Much depends on how users are doing work, or in other words - when the master server(s) and worker nodes need to be accessible and if it matters or not if user accounts are persistent over time.
Work will be done during a single or series of discrete time frames, with non-persistent accounts.
–OR–
Work will be done asynchronously over longer time frames, throughout the class week/semester/quarter/etc, with persistent accounts.
There are a few variables to play around with. In short:
- Some “initial” image/storage bucket – preconfigured with tools/data the class will be using. There could be one or more of these. Keep these as small as possible.
- Master nodes/buckets – launched from the initial image(s)/bucket(s), kept active or brought up/down or completely discarded, as appropriate.
- Worker nodes – dedicated or on-demand or both, tuned as needed, per master node.
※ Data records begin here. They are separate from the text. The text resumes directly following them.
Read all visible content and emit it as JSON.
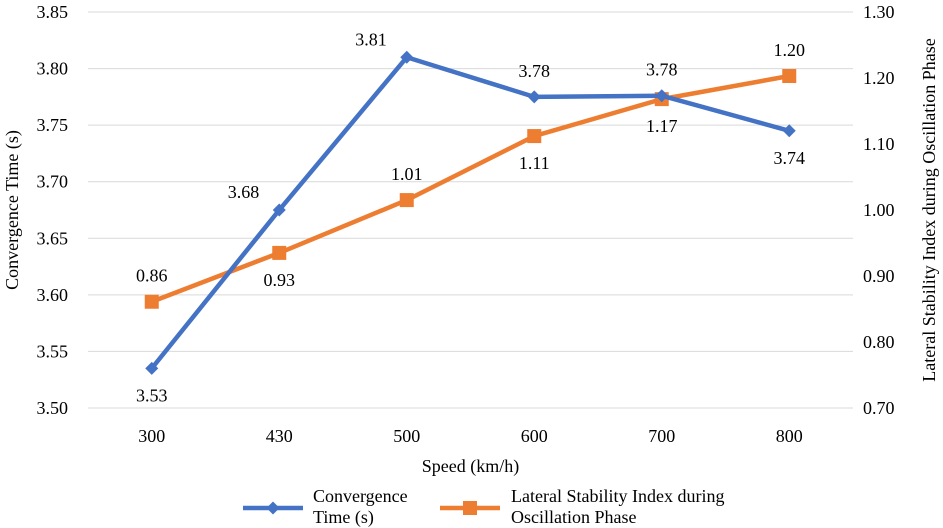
{
  "chart_data": {
    "type": "line",
    "x_label": "Speed (km/h)",
    "y_left_label": "Convergence Time (s)",
    "y_right_label": "Lateral Stability Index during Oscillation Phase",
    "categories": [
      "300",
      "430",
      "500",
      "600",
      "700",
      "800"
    ],
    "y_left": {
      "range": [
        3.5,
        3.85
      ],
      "ticks": [
        "3.50",
        "3.55",
        "3.60",
        "3.65",
        "3.70",
        "3.75",
        "3.80",
        "3.85"
      ],
      "gridlines": true
    },
    "y_right": {
      "range": [
        0.7,
        1.3
      ],
      "ticks": [
        "0.70",
        "0.80",
        "0.90",
        "1.00",
        "1.10",
        "1.20",
        "1.30"
      ]
    },
    "series": [
      {
        "name": "Convergence Time (s)",
        "legend_lines": [
          "Convergence",
          "Time (s)"
        ],
        "axis": "left",
        "color": "#4472C4",
        "marker": "diamond",
        "values": [
          3.535,
          3.675,
          3.81,
          3.775,
          3.776,
          3.745
        ],
        "labels": [
          "3.53",
          "3.68",
          "3.81",
          "3.78",
          "3.78",
          "3.74"
        ],
        "label_positions": [
          "below",
          "left-above",
          "left-above",
          "above",
          "above",
          "below"
        ]
      },
      {
        "name": "Lateral Stability Index during Oscillation Phase",
        "legend_lines": [
          "Lateral Stability Index during",
          "Oscillation Phase"
        ],
        "axis": "right",
        "color": "#ED7D31",
        "marker": "square",
        "values": [
          0.861,
          0.935,
          1.015,
          1.112,
          1.168,
          1.203
        ],
        "labels": [
          "0.86",
          "0.93",
          "1.01",
          "1.11",
          "1.17",
          "1.20"
        ],
        "label_positions": [
          "above",
          "below",
          "above",
          "below",
          "below",
          "above"
        ]
      }
    ],
    "legend_position": "bottom"
  }
}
Starting up a master node or multiple master clone nodes, based on a baseline pre-configured saved image with one worker node per user allocated, or possibly 2+ users per worker node, depending on acceptable wait time (sometimes I pair users to work together), with ~10 nodes per master, has worked well in the past for me and others. The idea is to bring it up master nodes when in use and take them down when not in use. Discard after completely done with them.
The pre-configured image can be saved for reuse (tools and limited “starting” data – such as indexes, small staged libraries of training data, shared objects like histories/workflows) which incurs ongoing costs or at the end delete everything completely (the image itself plus any data buckets attached). It is important to note that only after shutting down and removing all resources from AWS are costs no longer incurred.
Leaving one or more master nodes continuously active will cost more.
The number of dedicated or on-demand worker nodes per master node can be tuned at any time to help manage costs. Small warning – on-demand worker nodes can get expensive but might be appropriate for some cases or time frames. It just depends on how important it is to get work done quickly versus some acceptable wait time.
Also, keep in mind that master nodes are independent servers, so accounts and user data (like histories) are not common/shared between them, apart from what was already in the original image each was created from.
Hope that helps!